Salvage of the Iconic Underwater Observatory at Green Island
The 1954 Green Island Underwater Observatory is Salvaged
The experienced commercial dive division of North Marine successfully executed the salvage and removal of the submerged structure, located at Green Island out of Cairns.
A Key Piece of Queensland Tourism History
It is with a sad heart and happy memories that North Marine undertook the massive task of deconstructing and salvaging the iconic 1954 Underwater Observatory at Green Island.
About the Green Island Underwater Observatory
The underwater observatory at Green Island was the brainchild of Vince Vlassoff, a 37-year-old Australian born Engineer, and Lloyd Grigg after they met on a crocodile safari cruise operated by Vlassoff.
Before snorkelling or scuba diving had become mainstream activities, this pioneering piece of architecture truly was a revolution in reef tourism, which up until this point had largely been occasional ferry trips taking people to offshore islands for a day trip. Never before had the general visitor had access to freely view the Great Barrier Reef beneath the surface.
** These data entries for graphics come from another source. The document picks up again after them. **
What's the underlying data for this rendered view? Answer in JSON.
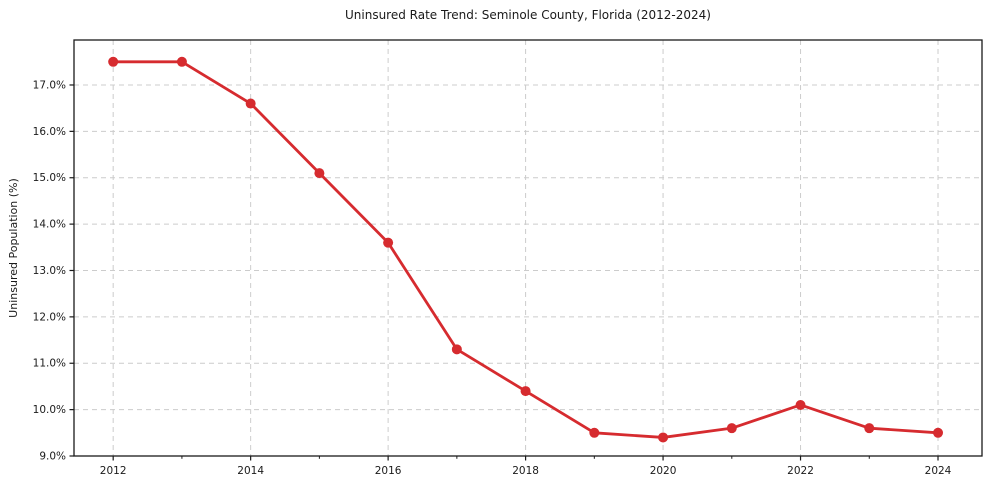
{
  "chart_data": {
    "type": "line",
    "title": "Uninsured Rate Trend: Seminole County, Florida (2012-2024)",
    "xlabel": "",
    "ylabel": "Uninsured Population (%)",
    "x": [
      2012,
      2013,
      2014,
      2015,
      2016,
      2017,
      2018,
      2019,
      2020,
      2021,
      2022,
      2023,
      2024
    ],
    "series": [
      {
        "name": "Uninsured Population (%)",
        "values": [
          17.5,
          17.5,
          16.6,
          15.1,
          13.6,
          11.3,
          10.4,
          9.5,
          9.4,
          9.6,
          10.1,
          9.6,
          9.5
        ]
      }
    ],
    "xlim": [
      2011.43,
      2024.64
    ],
    "ylim": [
      9.0,
      17.97
    ],
    "xticks": {
      "values": [
        2012,
        2014,
        2016,
        2018,
        2020,
        2022,
        2024
      ],
      "labels": [
        "2012",
        "2014",
        "2016",
        "2018",
        "2020",
        "2022",
        "2024"
      ]
    },
    "minor_xticks": [
      2013,
      2015,
      2017,
      2019,
      2021,
      2023
    ],
    "yticks": {
      "values": [
        9,
        10,
        11,
        12,
        13,
        14,
        15,
        16,
        17
      ],
      "labels": [
        "9.0%",
        "10.0%",
        "11.0%",
        "12.0%",
        "13.0%",
        "14.0%",
        "15.0%",
        "16.0%",
        "17.0%"
      ]
    },
    "grid": true,
    "legend": false,
    "styles": {
      "line_color": "#d62b2f",
      "marker": "circle",
      "marker_radius": 5,
      "line_width": 2.8,
      "grid_color": "#cccccc",
      "axis_color": "#1a1a1a",
      "text_color": "#1a1a1a",
      "background": "#ffffff"
    }
  }
}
The entrepreneurial pair imagined an underwater theatre, unlike anything ever constructed of its kind before. They envisioned a place where the public could venture beneath the waves to a chamber of windows, whereby they could witness the marvellous fish, coral and aquatic life to be seen.
Construction of the chamber began in 1951 and took twelve months from planning to final submersion – an incredible time frame considering the challenge of the task and all the unknown factors.
For nearly 60 years the underwater observatory delighted visitors and provided a means of viewing the incredible underwater world.